Le restrizioni talebane alle donne che lavorano in pubblico si estendono oltre la provincia di Herat e la sua prestigiosa industria dello zafferano.   

Una fonte della Camera di commercio delle donne in Afghanistan informa Zan Times che numerose restrizioni incentrate sulle aree rurali hanno creato una pletora di problemi economici per le donne.  

Inoltre, la fonte della camera di commercio afferma che le restrizioni sono molto più severe nelle aree rurali che nelle città, ma la durezza di tali misure è passata in gran parte inosservata a causa del limitato accesso ai media.  
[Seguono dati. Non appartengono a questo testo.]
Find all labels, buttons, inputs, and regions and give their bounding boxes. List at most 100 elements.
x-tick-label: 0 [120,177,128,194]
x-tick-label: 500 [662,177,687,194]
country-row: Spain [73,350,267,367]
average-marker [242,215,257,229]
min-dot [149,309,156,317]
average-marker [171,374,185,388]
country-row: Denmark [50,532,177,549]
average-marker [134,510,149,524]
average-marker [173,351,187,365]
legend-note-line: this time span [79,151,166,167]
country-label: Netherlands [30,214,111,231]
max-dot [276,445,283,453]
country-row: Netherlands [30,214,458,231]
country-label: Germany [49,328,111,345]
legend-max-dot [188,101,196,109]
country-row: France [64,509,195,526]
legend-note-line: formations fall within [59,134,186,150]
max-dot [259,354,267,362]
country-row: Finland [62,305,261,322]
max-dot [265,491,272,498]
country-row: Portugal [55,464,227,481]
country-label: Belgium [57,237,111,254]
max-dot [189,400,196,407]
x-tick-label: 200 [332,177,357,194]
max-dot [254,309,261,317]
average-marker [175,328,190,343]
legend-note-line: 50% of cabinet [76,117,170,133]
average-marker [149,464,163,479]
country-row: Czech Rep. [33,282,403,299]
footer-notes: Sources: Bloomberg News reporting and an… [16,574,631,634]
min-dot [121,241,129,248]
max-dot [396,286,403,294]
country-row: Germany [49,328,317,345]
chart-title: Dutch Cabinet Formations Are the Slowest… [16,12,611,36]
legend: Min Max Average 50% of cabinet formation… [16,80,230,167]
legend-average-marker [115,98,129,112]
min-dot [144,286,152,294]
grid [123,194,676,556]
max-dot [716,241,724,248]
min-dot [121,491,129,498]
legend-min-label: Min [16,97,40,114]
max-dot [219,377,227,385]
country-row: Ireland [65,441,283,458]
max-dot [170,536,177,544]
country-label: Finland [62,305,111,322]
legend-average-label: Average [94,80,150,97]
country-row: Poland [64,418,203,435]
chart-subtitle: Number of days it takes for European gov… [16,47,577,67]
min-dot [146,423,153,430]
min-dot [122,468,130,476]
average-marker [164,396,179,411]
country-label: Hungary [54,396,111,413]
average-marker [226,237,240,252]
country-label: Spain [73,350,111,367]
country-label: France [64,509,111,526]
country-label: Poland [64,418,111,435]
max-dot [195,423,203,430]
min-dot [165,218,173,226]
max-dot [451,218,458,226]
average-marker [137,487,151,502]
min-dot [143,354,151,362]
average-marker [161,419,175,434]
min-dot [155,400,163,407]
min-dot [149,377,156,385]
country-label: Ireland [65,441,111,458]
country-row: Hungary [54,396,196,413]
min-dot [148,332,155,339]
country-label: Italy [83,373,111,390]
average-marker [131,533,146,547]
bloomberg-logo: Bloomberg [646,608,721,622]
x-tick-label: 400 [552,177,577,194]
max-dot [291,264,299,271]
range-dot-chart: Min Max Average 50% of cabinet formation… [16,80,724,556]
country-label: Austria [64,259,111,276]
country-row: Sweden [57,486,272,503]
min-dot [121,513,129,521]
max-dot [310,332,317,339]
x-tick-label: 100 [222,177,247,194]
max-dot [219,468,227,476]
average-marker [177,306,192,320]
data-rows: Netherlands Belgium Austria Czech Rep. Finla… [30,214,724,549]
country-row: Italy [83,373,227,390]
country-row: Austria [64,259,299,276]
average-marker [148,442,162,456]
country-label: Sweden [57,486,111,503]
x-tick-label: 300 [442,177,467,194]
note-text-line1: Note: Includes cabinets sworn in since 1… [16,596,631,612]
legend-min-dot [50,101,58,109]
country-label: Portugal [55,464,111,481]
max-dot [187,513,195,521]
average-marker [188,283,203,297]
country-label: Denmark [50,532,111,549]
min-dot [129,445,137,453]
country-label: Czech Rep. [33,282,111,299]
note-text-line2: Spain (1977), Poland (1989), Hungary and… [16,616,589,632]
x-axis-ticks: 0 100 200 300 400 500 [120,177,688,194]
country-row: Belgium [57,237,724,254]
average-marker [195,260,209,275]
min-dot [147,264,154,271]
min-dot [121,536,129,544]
Di ritorno a Herat, Mohammad Hashim*, un anziano del villaggio nel distretto di Guzara, spiega l’impatto di tali editti nella sua zona. Prima della caduta dell’ex governo, molte donne del villaggio avevano un lavoro e una professione, grazie a progetti e investimenti stranieri e nazionali, che davano a loro e alle loro famiglie un’importante fonte di reddito, spiega. Ora non possono più continuare il loro lavoro. “Dopo che i talebani hanno preso il controllo, molte donne che prima lavoravano nei campi o vendevano i propri prodotti ora sono bandite da queste attività e sono costrette a dedicarsi alla tessitura di tappeti, alla sartoria e al ricamo a casa, vendendo i loro prodotti a prezzi molto bassi”, racconta a Zan Times.  
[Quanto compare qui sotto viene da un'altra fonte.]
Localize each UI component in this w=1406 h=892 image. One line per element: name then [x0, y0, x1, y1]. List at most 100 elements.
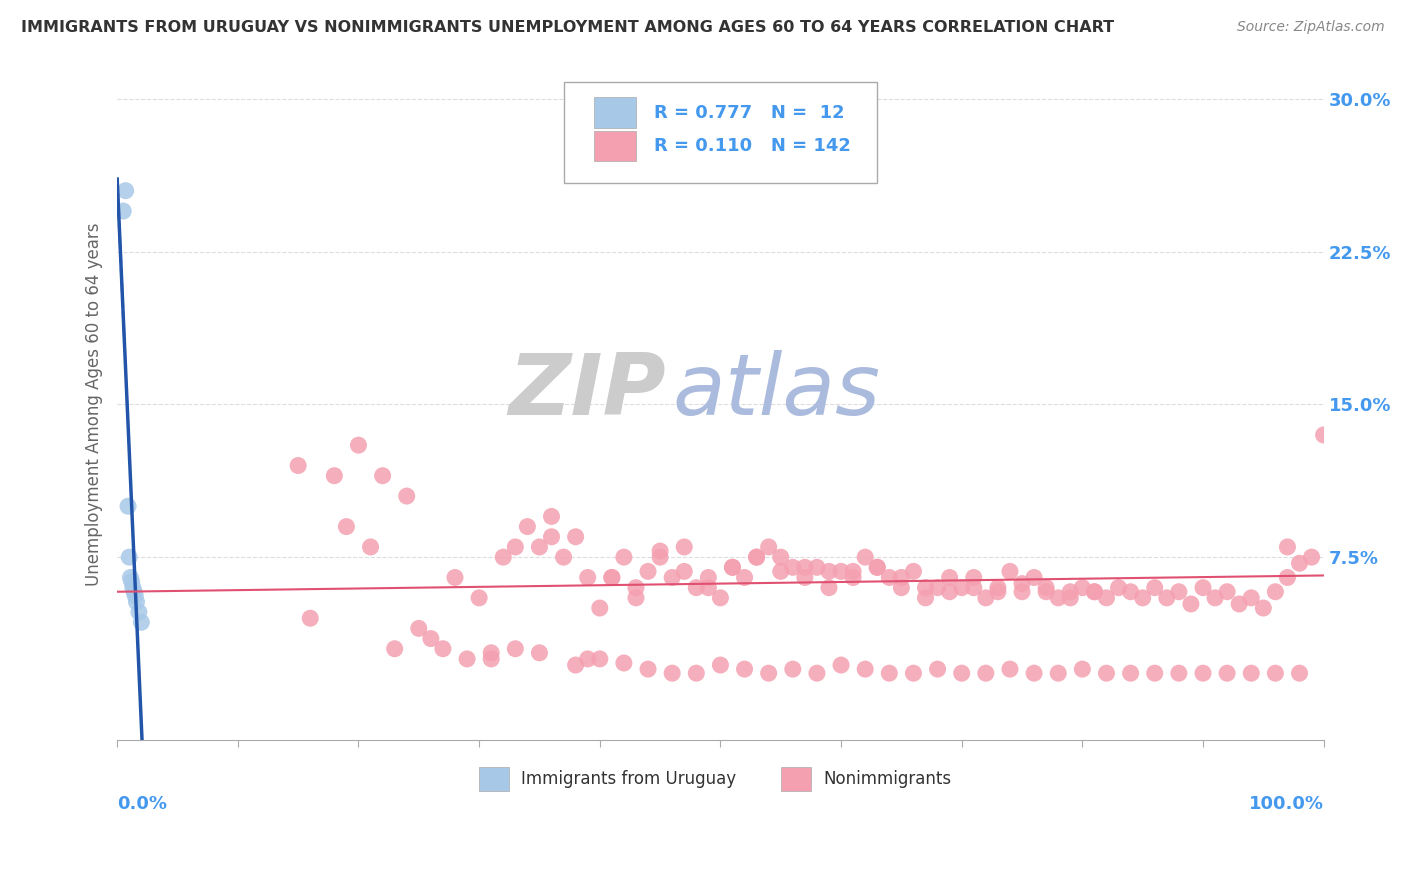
Point: [479, 646, 502, 660]
Point: [112, 204, 135, 219]
Point: [806, 666, 828, 681]
Point: [1083, 584, 1105, 599]
Point: [879, 666, 901, 681]
Point: [1119, 584, 1142, 599]
Point: [673, 565, 696, 579]
Point: [685, 581, 707, 595]
Point: [613, 656, 636, 670]
Point: [927, 662, 949, 676]
Point: [734, 662, 756, 676]
Point: [998, 662, 1021, 676]
Point: [1227, 597, 1250, 611]
Point: [505, 540, 527, 554]
Point: [1035, 581, 1057, 595]
Point: [1047, 666, 1070, 681]
Point: [866, 560, 889, 574]
Point: [769, 565, 792, 579]
Point: [950, 581, 973, 595]
Point: [685, 666, 707, 681]
Point: [950, 666, 973, 681]
Point: [1264, 666, 1286, 681]
Point: [987, 584, 1010, 599]
Point: [444, 570, 467, 584]
Point: [122, 584, 145, 599]
Point: [661, 666, 683, 681]
Point: [1301, 550, 1323, 565]
Point: [758, 666, 780, 681]
Point: [1011, 576, 1033, 591]
Point: [1071, 581, 1094, 595]
Point: [1143, 666, 1166, 681]
Point: [697, 570, 720, 584]
Point: [529, 540, 551, 554]
Point: [758, 540, 780, 554]
Point: [1167, 666, 1189, 681]
Point: [903, 666, 925, 681]
Point: [540, 530, 562, 544]
Point: [938, 570, 960, 584]
Point: [697, 581, 720, 595]
Point: [1022, 666, 1045, 681]
Point: [927, 581, 949, 595]
Point: [1022, 570, 1045, 584]
Point: [637, 565, 659, 579]
Point: [721, 560, 744, 574]
Point: [806, 560, 828, 574]
Point: [1240, 666, 1263, 681]
Point: [734, 570, 756, 584]
Point: [830, 565, 852, 579]
Point: [1132, 591, 1154, 605]
Point: [974, 591, 997, 605]
Point: [1204, 591, 1226, 605]
Y-axis label: Unemployment Among Ages 60 to 64 years: Unemployment Among Ages 60 to 64 years: [86, 223, 103, 586]
Point: [479, 652, 502, 666]
Point: [721, 560, 744, 574]
Point: [624, 581, 647, 595]
Point: [1143, 581, 1166, 595]
Point: [818, 565, 841, 579]
Point: [1180, 597, 1202, 611]
Point: [673, 540, 696, 554]
Point: [128, 605, 150, 619]
Text: IMMIGRANTS FROM URUGUAY VS NONIMMIGRANTS UNEMPLOYMENT AMONG AGES 60 TO 64 YEARS : IMMIGRANTS FROM URUGUAY VS NONIMMIGRANTS…: [21, 20, 1114, 35]
Bar: [479, 767, 509, 790]
Point: [505, 641, 527, 656]
Point: [818, 581, 841, 595]
Point: [842, 570, 865, 584]
Point: [118, 550, 141, 565]
Point: [287, 458, 309, 473]
Point: [121, 574, 143, 589]
Point: [125, 595, 148, 609]
Point: [347, 438, 370, 452]
Text: R = 0.777   N =  12: R = 0.777 N = 12: [654, 103, 845, 122]
Point: [1216, 584, 1239, 599]
Bar: [593, 131, 636, 161]
Point: [903, 565, 925, 579]
Text: atlas: atlas: [672, 350, 880, 433]
Text: Source: ZipAtlas.com: Source: ZipAtlas.com: [1237, 20, 1385, 34]
Point: [1277, 540, 1299, 554]
Point: [323, 468, 346, 483]
Point: [432, 641, 454, 656]
Point: [963, 581, 986, 595]
Point: [745, 550, 768, 565]
Bar: [780, 767, 811, 790]
Point: [589, 652, 612, 666]
Point: [1011, 584, 1033, 599]
Point: [1156, 591, 1178, 605]
Point: [419, 632, 441, 646]
Point: [1192, 581, 1215, 595]
Point: [1312, 428, 1334, 442]
Point: [709, 658, 731, 673]
Point: [1095, 591, 1118, 605]
Point: [529, 646, 551, 660]
Point: [516, 519, 538, 533]
Point: [1108, 581, 1130, 595]
Point: [120, 570, 142, 584]
Point: [1167, 584, 1189, 599]
Text: Nonimmigrants: Nonimmigrants: [823, 770, 950, 788]
Text: R = 0.110   N = 142: R = 0.110 N = 142: [654, 137, 851, 155]
Point: [914, 581, 936, 595]
Point: [853, 662, 876, 676]
Point: [709, 591, 731, 605]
Nel distretto di Pashtun Zarghun, Parwana è preoccupata per l’impatto di non guadagnare più un buon salario nei campi di zafferano. “Le decisioni dei talebani hanno rovinato tutto il nostro futuro”, dice. “Temo che anche mio marito non sarà in grado di guadagnare per noi e non avremo soldi per il cibo. Potremmo dover ricorrere all’accattonaggio.  

 I nomi sono stati cambiati per proteggere l’identità degli intervistati e dello scrittore. Matin Mehrab è lo pseudonimo di un giornalista dello Zan Times in Afghanistan.